The prophet Hosea draws upon such imagery. In Hosea 9:10, God reflects on first encountering Israel “like grapes in the wilderness” or “like the first fruit on the fig tree.” However, this image of abundance is quickly quashed as the Lord announces that “their root is dried up; they shall bear no fruit” (9:16). The fruitless tree becomes a vivid metaphor for a fruitless people.
Likewise, the prophetic text of Jeremiah draws upon a similar image. In Jeremiah 8:4-17, God’s words condemn the ignorance and misdeeds of people who have turned away from the Lord.
In the context of this speech lamenting human failures, the Lord grieves, “There are no grapes on the vine nor figs on the fig tree; even the leaves are withered” (Jeremiah 8:13).
The failure of a fruit tree to do its one job of producing fruit is likened to that of humans who fail to do what is required of them.
This is akin to the message that Mark’s Jesus seems to repeat in his cursing of the fig tree and disruption in the Temple. There is just something about a fruitless tree that captures the tragedy of God’s people failing to live up to expectations.

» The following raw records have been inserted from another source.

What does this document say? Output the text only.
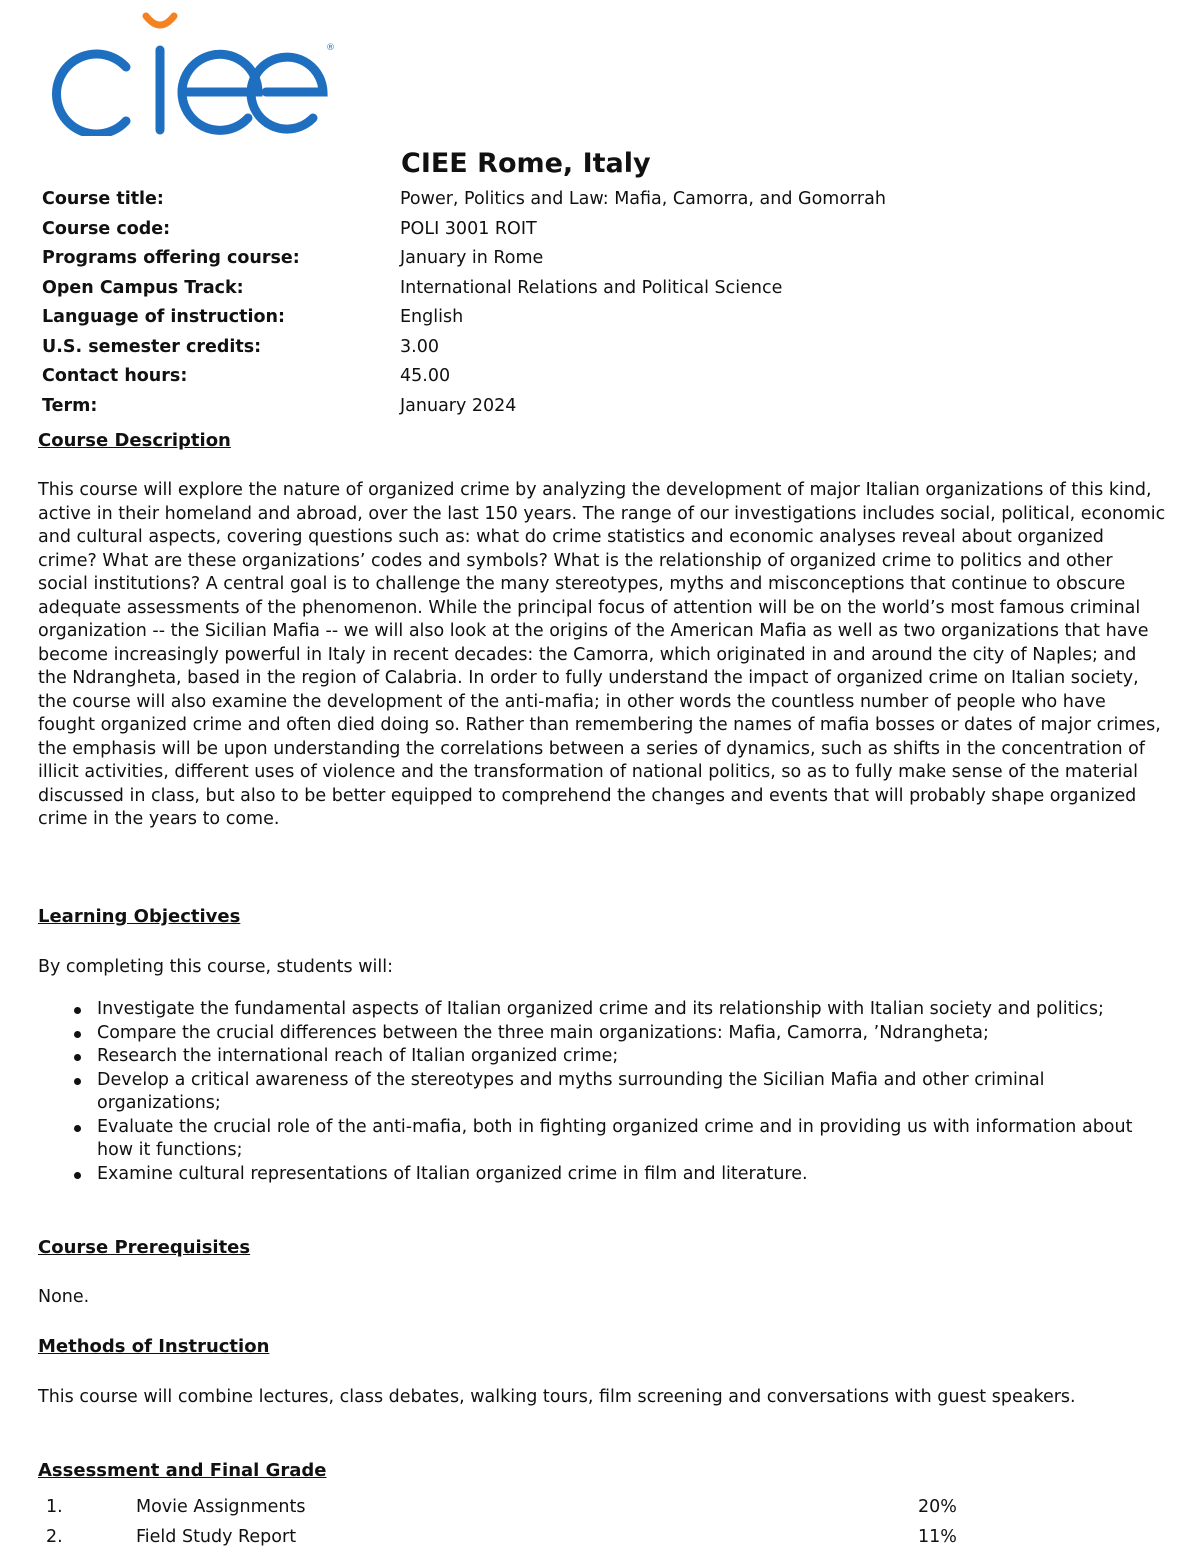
®
CIEE Rome, Italy
Course title:	Power, Politics and Law: Mafia, Camorra, and Gomorrah
Course code:	POLI 3001 ROIT
Programs offering course:	January in Rome
Open Campus Track:	International Relations and Political Science
Language of instruction:	English
U.S. semester credits:	3.00
Contact hours:	45.00
Term:	January 2024
Course Description

This course will explore the nature of organized crime by analyzing the development of major Italian organizations of this kind, active in their homeland and abroad, over the last 150 years. The range of our investigations includes social, political, economic and cultural aspects, covering questions such as: what do crime statistics and economic analyses reveal about organized crime? What are these organizations’ codes and symbols? What is the relationship of organized crime to politics and other social institutions? A central goal is to challenge the many stereotypes, myths and misconceptions that continue to obscure adequate assessments of the phenomenon. While the principal focus of attention will be on the world’s most famous criminal organization -- the Sicilian Mafia -- we will also look at the origins of the American Mafia as well as two organizations that have become increasingly powerful in Italy in recent decades: the Camorra, which originated in and around the city of Naples; and the Ndrangheta, based in the region of Calabria. In order to fully understand the impact of organized crime on Italian society, the course will also examine the development of the anti-mafia; in other words the countless number of people who have fought organized crime and often died doing so. Rather than remembering the names of mafia bosses or dates of major crimes, the emphasis will be upon understanding the correlations between a series of dynamics, such as shifts in the concentration of illicit activities, different uses of violence and the transformation of national politics, so as to fully make sense of the material discussed in class, but also to be better equipped to comprehend the changes and events that will probably shape organized crime in the years to come.

Learning Objectives

By completing this course, students will:

Investigate the fundamental aspects of Italian organized crime and its relationship with Italian society and politics;
Compare the crucial differences between the three main organizations: Mafia, Camorra, ’Ndrangheta;
Research the international reach of Italian organized crime;
Develop a critical awareness of the stereotypes and myths surrounding the Sicilian Mafia and other criminal organizations;
Evaluate the crucial role of the anti-mafia, both in fighting organized crime and in providing us with information about how it functions;
Examine cultural representations of Italian organized crime in film and literature.
Course Prerequisites

None.

Methods of Instruction

This course will combine lectures, class debates, walking tours, film screening and conversations with guest speakers.

Assessment and Final Grade
1.	Movie Assignments	20%
2.	Field Study Report	11%
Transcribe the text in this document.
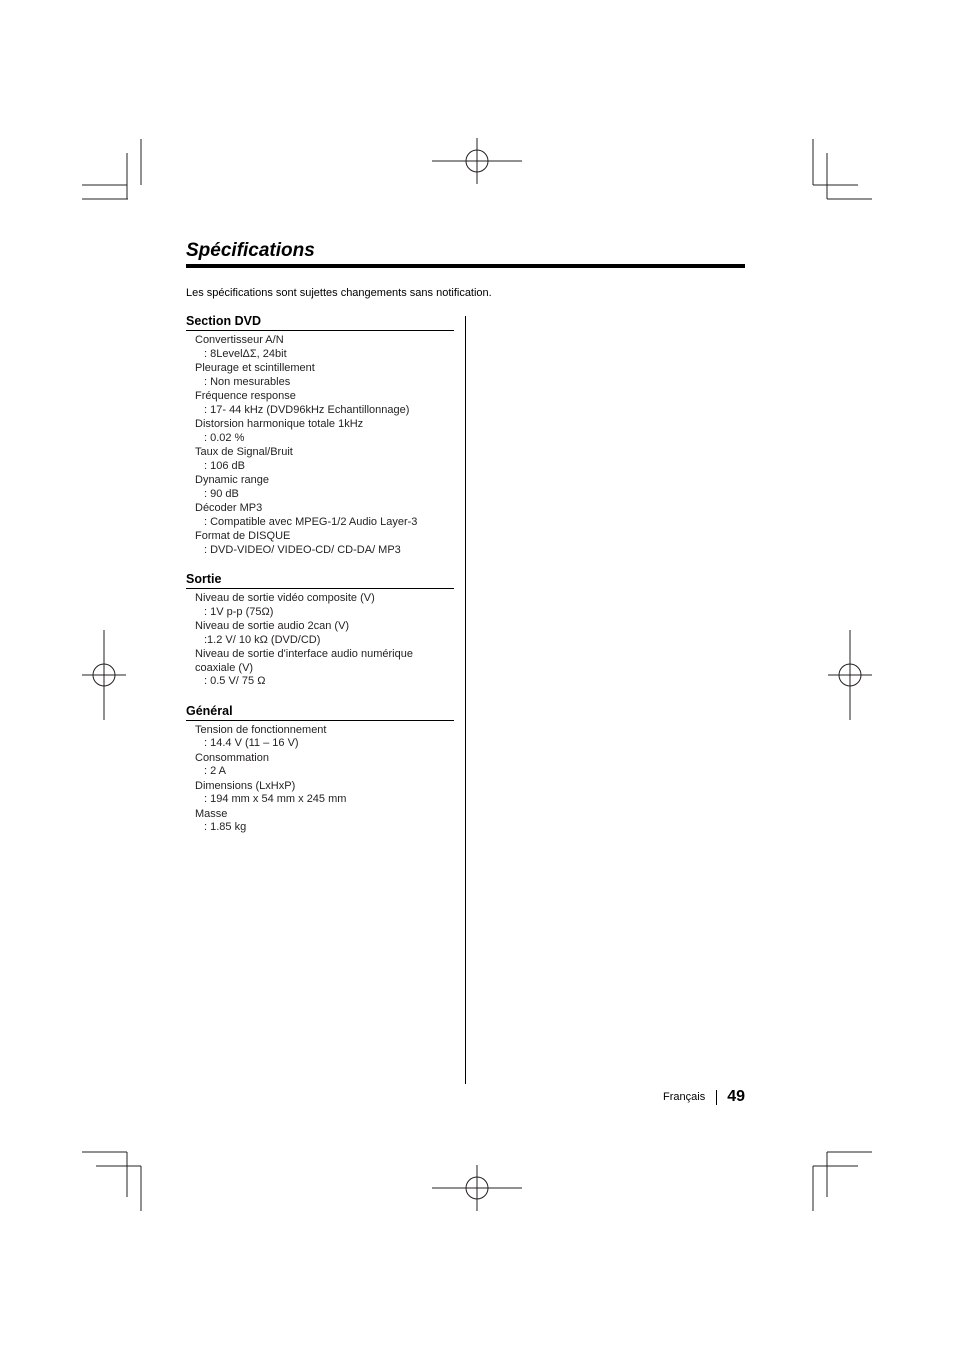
Spécifications
Les spécifications sont sujettes changements sans notification.
Section DVD
Convertisseur A/N
: 8LevelΔΣ, 24bit
Pleurage et scintillement
: Non mesurables
Fréquence response
: 17- 44 kHz (DVD96kHz Echantillonnage)
Distorsion harmonique totale 1kHz
: 0.02 %
Taux de Signal/Bruit
: 106 dB
Dynamic range
: 90 dB
Décoder MP3
: Compatible avec MPEG-1/2 Audio Layer-3
Format de DISQUE
: DVD-VIDEO/ VIDEO-CD/ CD-DA/ MP3
Sortie
Niveau de sortie vidéo composite (V)
: 1V p-p (75Ω)
Niveau de sortie audio 2can (V)
:1.2 V/ 10 kΩ (DVD/CD)
Niveau de sortie d'interface audio numérique coaxiale (V)
: 0.5 V/ 75 Ω
Général
Tension de fonctionnement
: 14.4 V (11 – 16 V)
Consommation
: 2 A
Dimensions (LxHxP)
: 194 mm x 54 mm x 245 mm
Masse
: 1.85 kg
Français 49
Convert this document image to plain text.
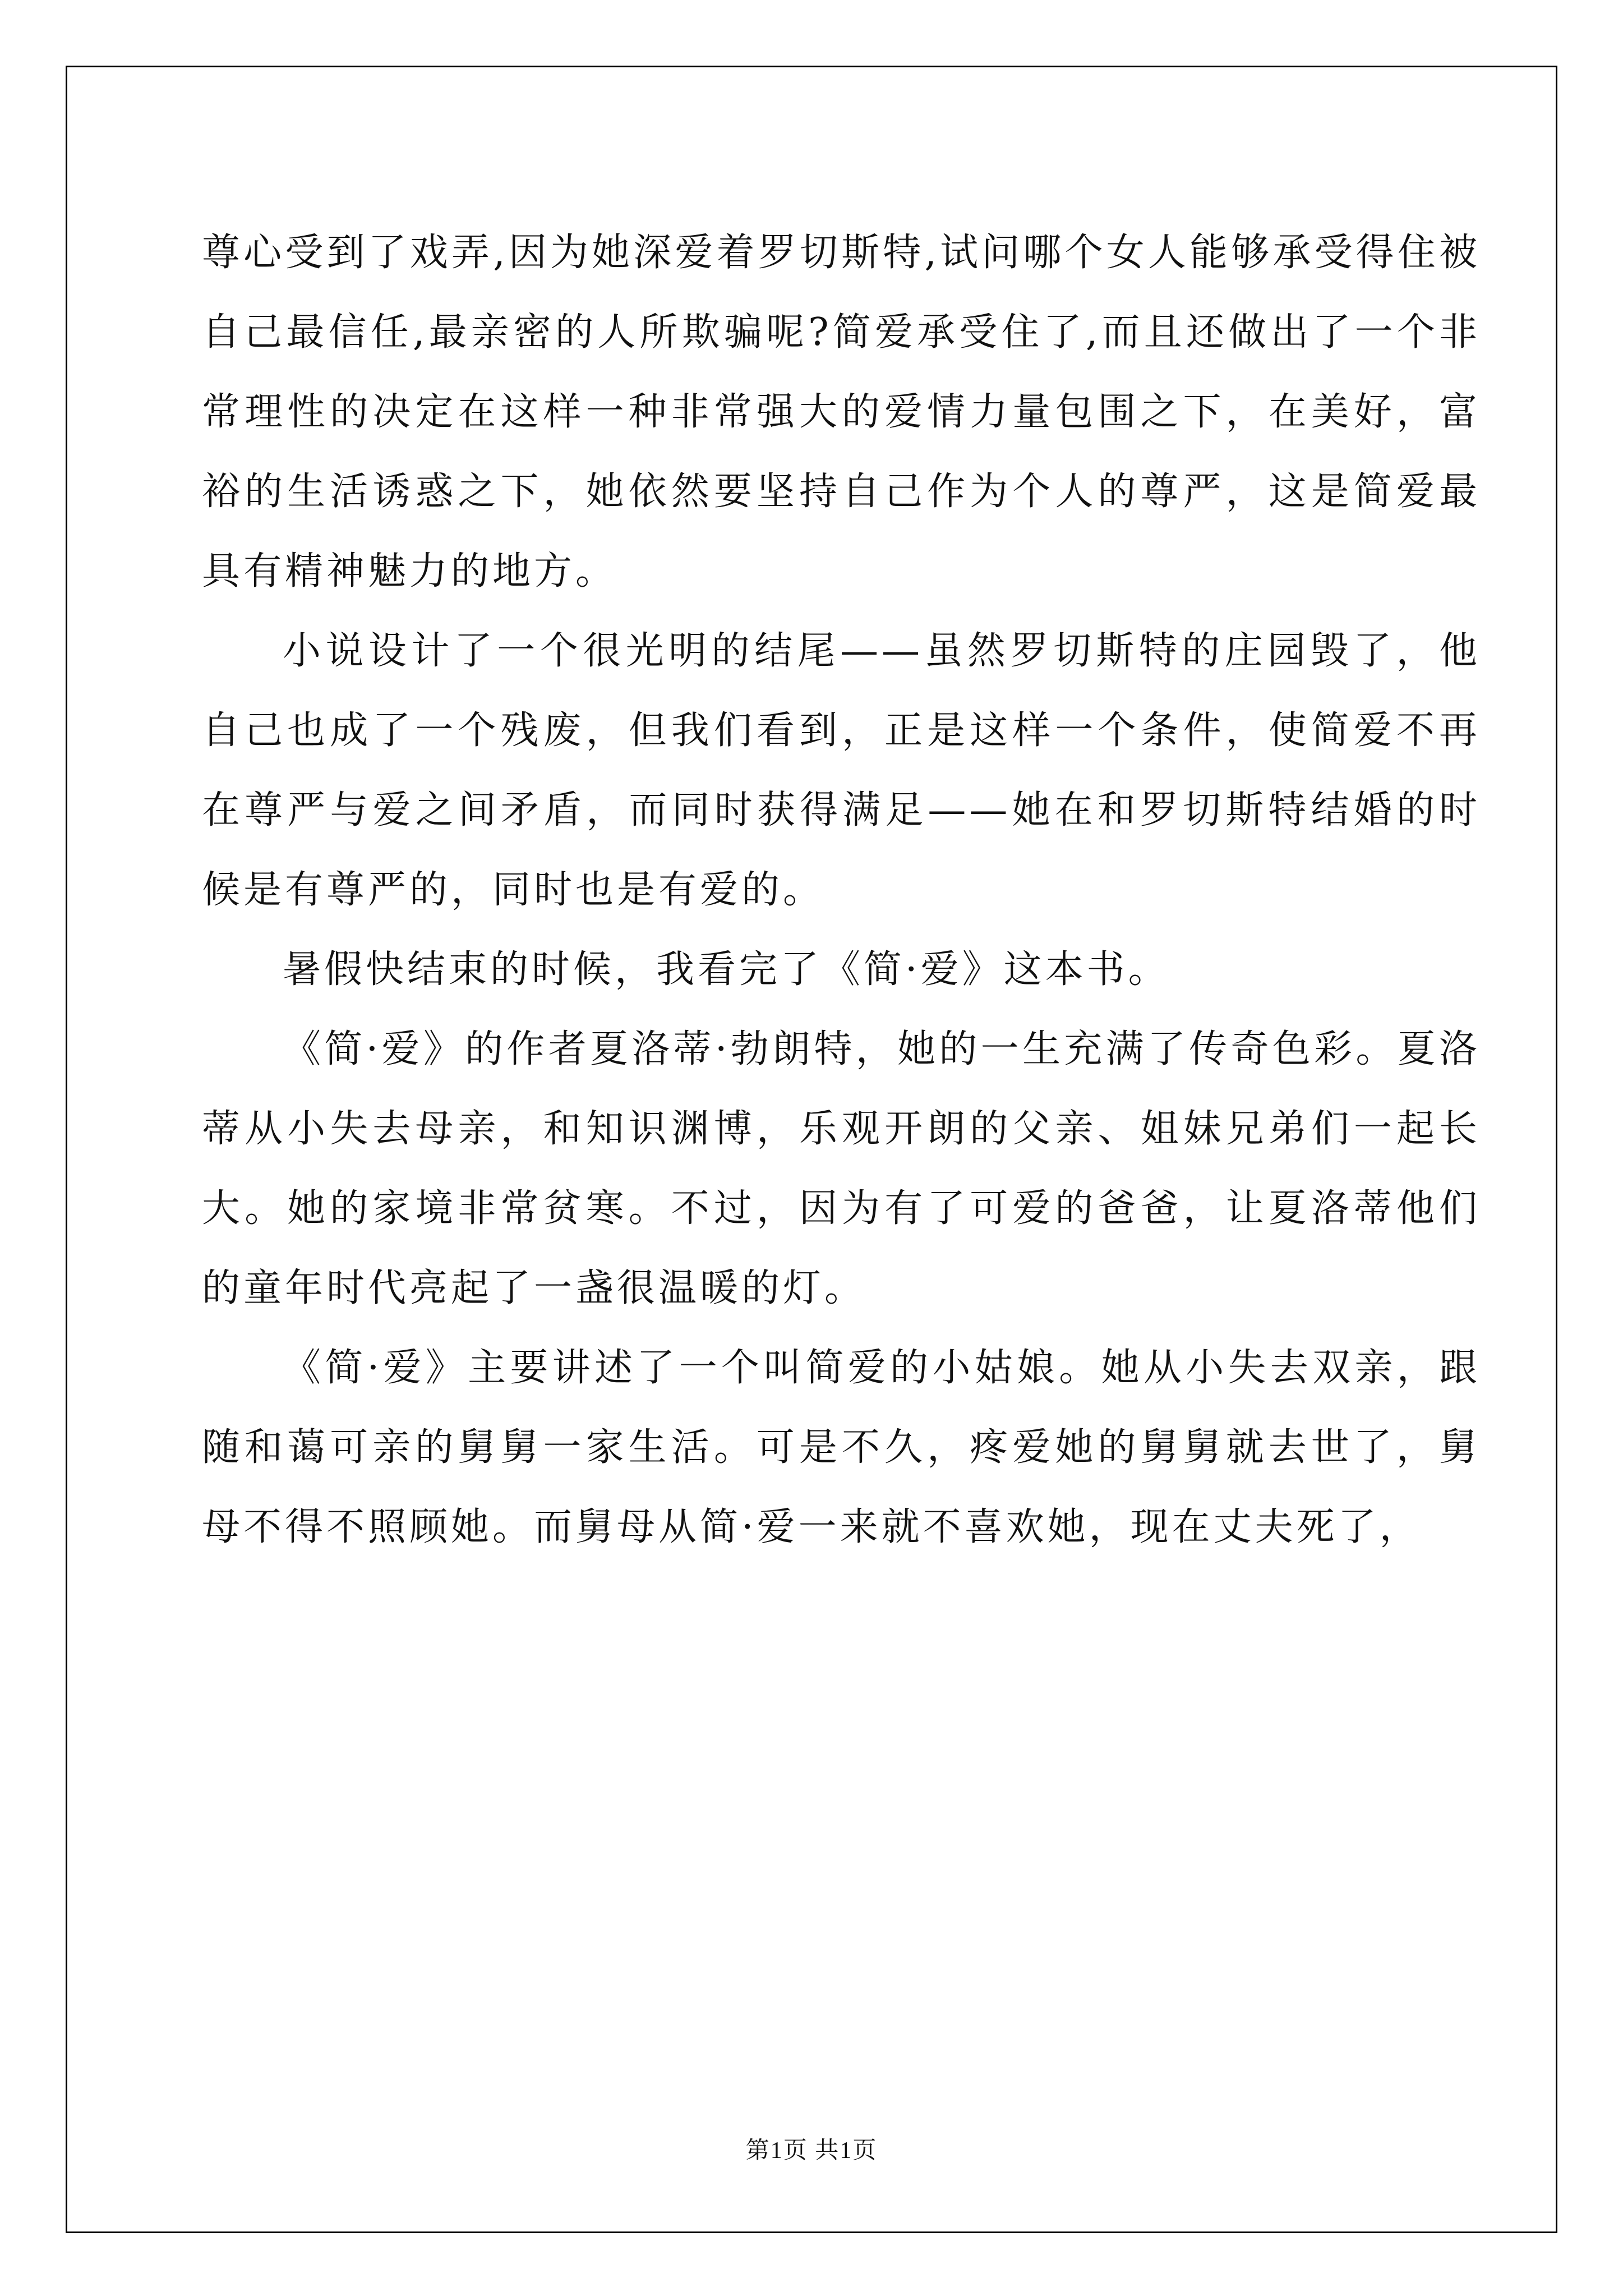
尊心受到了戏弄,因为她深爱着罗切斯特,试问哪个女人能够承受得住被自己最信任,最亲密的人所欺骗呢?简爱承受住了,而且还做出了一个非常理性的决定在这样一种非常强大的爱情力量包围之下，在美好，富裕的生活诱惑之下，她依然要坚持自己作为个人的尊严，这是简爱最具有精神魅力的地方。

小说设计了一个很光明的结尾——虽然罗切斯特的庄园毁了，他自己也成了一个残废，但我们看到，正是这样一个条件，使简爱不再在尊严与爱之间矛盾，而同时获得满足——她在和罗切斯特结婚的时候是有尊严的，同时也是有爱的。

暑假快结束的时候，我看完了《简·爱》这本书。

《简·爱》的作者夏洛蒂·勃朗特，她的一生充满了传奇色彩。夏洛蒂从小失去母亲，和知识渊博，乐观开朗的父亲、姐妹兄弟们一起长大。她的家境非常贫寒。不过，因为有了可爱的爸爸，让夏洛蒂他们的童年时代亮起了一盏很温暖的灯。

《简·爱》主要讲述了一个叫简爱的小姑娘。她从小失去双亲，跟随和蔼可亲的舅舅一家生活。可是不久，疼爱她的舅舅就去世了，舅母不得不照顾她。而舅母从简·爱一来就不喜欢她，现在丈夫死了，

第1页 共1页
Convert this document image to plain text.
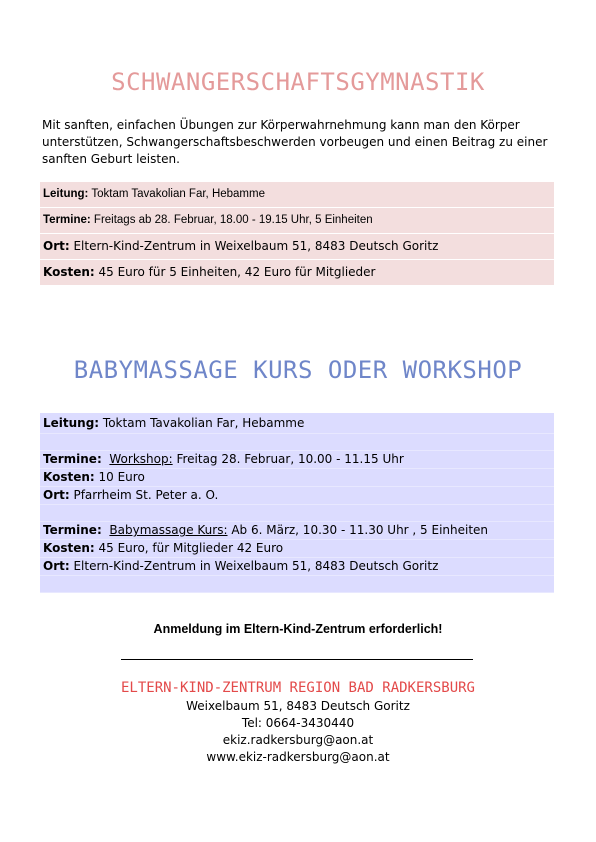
SCHWANGERSCHAFTSGYMNASTIK
Mit sanften, einfachen Übungen zur Körperwahrnehmung kann man den Körper unterstützen, Schwangerschaftsbeschwerden vorbeugen und einen Beitrag zu einer sanften Geburt leisten.
Leitung: Toktam Tavakolian Far, Hebamme
Termine: Freitags ab 28. Februar, 18.00 - 19.15 Uhr, 5 Einheiten
Ort: Eltern-Kind-Zentrum in Weixelbaum 51, 8483 Deutsch Goritz
Kosten: 45 Euro für 5 Einheiten, 42 Euro für Mitglieder
BABYMASSAGE KURS ODER WORKSHOP
Leitung: Toktam Tavakolian Far, Hebamme
Termine: Workshop: Freitag 28. Februar, 10.00 - 11.15 Uhr
Kosten: 10 Euro
Ort: Pfarrheim St. Peter a. O.
Termine: Babymassage Kurs: Ab 6. März, 10.30 - 11.30 Uhr , 5 Einheiten
Kosten: 45 Euro, für Mitglieder 42 Euro
Ort: Eltern-Kind-Zentrum in Weixelbaum 51, 8483 Deutsch Goritz
Anmeldung im Eltern-Kind-Zentrum erforderlich!
ELTERN-KIND-ZENTRUM REGION BAD RADKERSBURG
Weixelbaum 51, 8483 Deutsch Goritz
Tel: 0664-3430440
ekiz.radkersburg@aon.at
www.ekiz-radkersburg@aon.at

While the lesson to be gleaned from these accounts probably does not suggest that we should start flipping over furniture in our churches like Jesus did in the Temple, it may suggest that our actions (or “fruit”) matter greatly.
That is, the fruit trees of the Bible are not commended for believing the right thing or holding the correct theological viewpoint. Rather, they are judged on the basis of carrying out the action for which they were made: producing fruit.
What do the fruit trees of Scripture say to us today? They might suggest our responses to traumatic events should look less like thoughts and prayers and more like policy changes and material aid.
These fruit trees might encourage us not only to recite litanies of supplication for the hungry but to invest in assistance for our neighbors who are food insecure.
The fruit trees of Scripture stand as silent witnesses to the importance of producing the fruit for which our Creator has made us.